Tuesday 30 January 2007

Literary malacologists

Malacologists don't feature prominently in fiction so whenever one pops up, it's worth making a note of it. A bivalve-fancier plays a bit part in Terry Pratchett's Going postal.

    'That's Devious Collarbone, sir. He's out studying Oyster Communications in a Low Intensity Magical Field for his B. Thau.'

    'Good gods, can they communicate?' asked Ridcully.

    'Apparently, Archchancellor, although thus far they're refusing to talk to him.'

This malacologist is somewhat more engaging than the only other one I can recall without resorting to Google—Seth LaMarque (ahem) of James Bradley's The Deep Field. LaMarque is a blind palaeontologist who works on ammonites and is the author of the impenetrable The language of shells, excerpts from which are scattered throughout Bradley's novel.

    But perhaps it is in the shell that we find the most eloquent expression of this.
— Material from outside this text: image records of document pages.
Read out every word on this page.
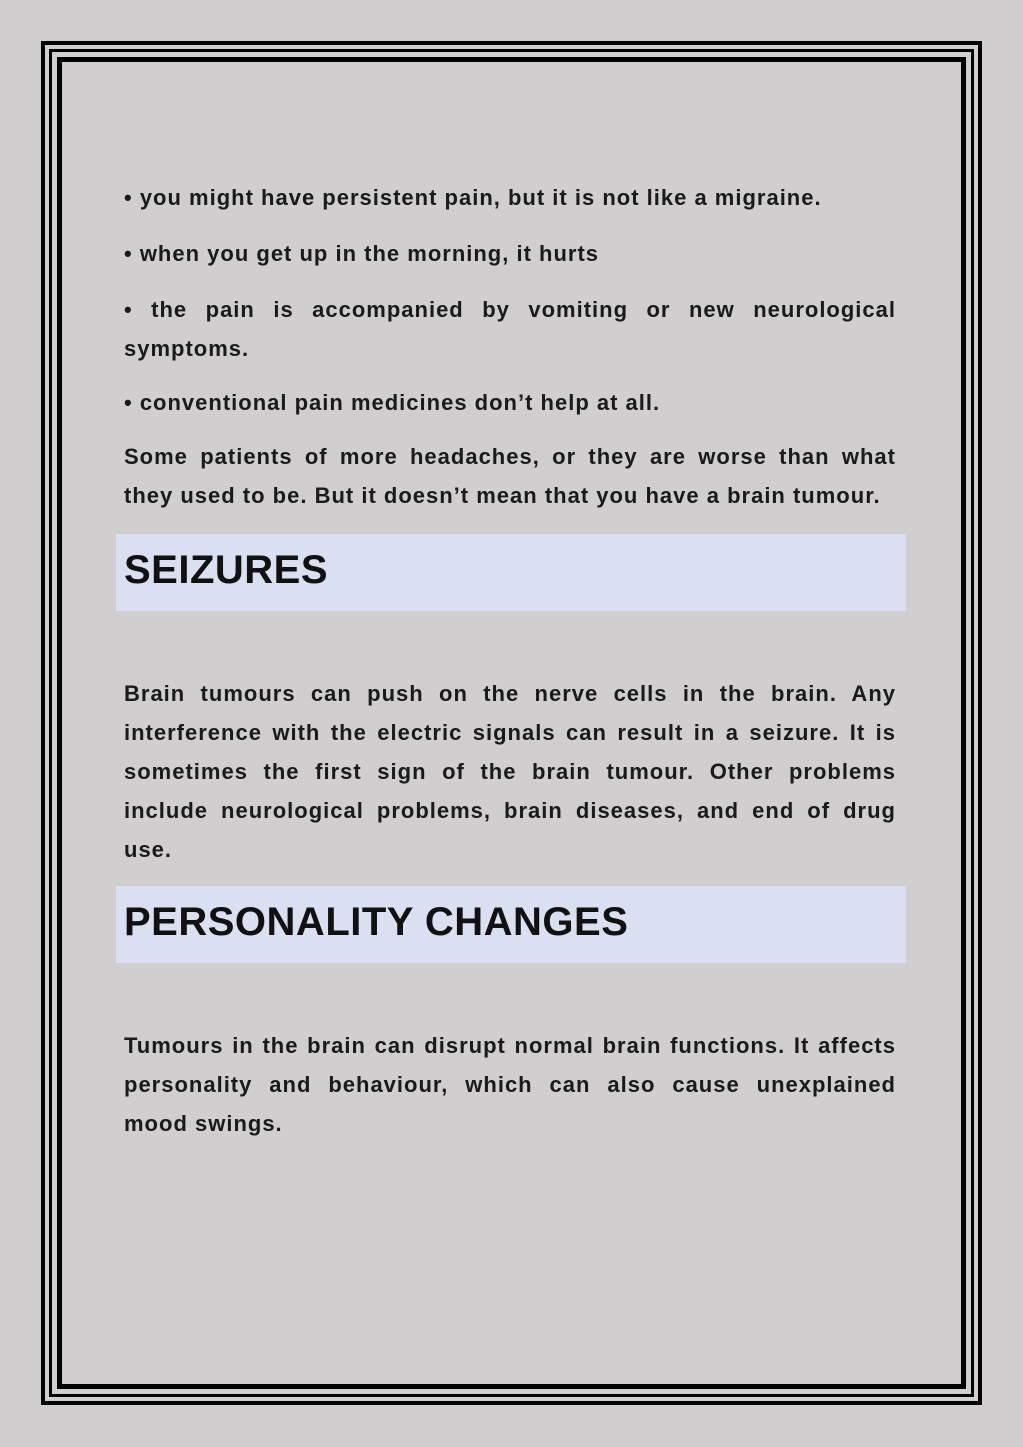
• you might have persistent pain, but it is not like a migraine.

• when you get up in the morning, it hurts

• the pain is accompanied by vomiting or new neurological symptoms.

• conventional pain medicines don’t help at all.

Some patients of more headaches, or they are worse than what they used to be. But it doesn’t mean that you have a brain tumour.

SEIZURES

Brain tumours can push on the nerve cells in the brain. Any interference with the electric signals can result in a seizure. It is sometimes the first sign of the brain tumour. Other problems include neurological problems, brain diseases, and end of drug use.

PERSONALITY CHANGES

Tumours in the brain can disrupt normal brain functions. It affects personality and behaviour, which can also cause unexplained mood swings.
For in its wholeness unto itself, the perfection of its curved shape and the accretive spiral of its growth, it is an expression of the simplicity of the constitutive principles that underpin life, of the unity of nature, and an expression of an order so perfect, so complete, that it offers no response beyond awe. And silence.

Which one would you rather meet at a conference?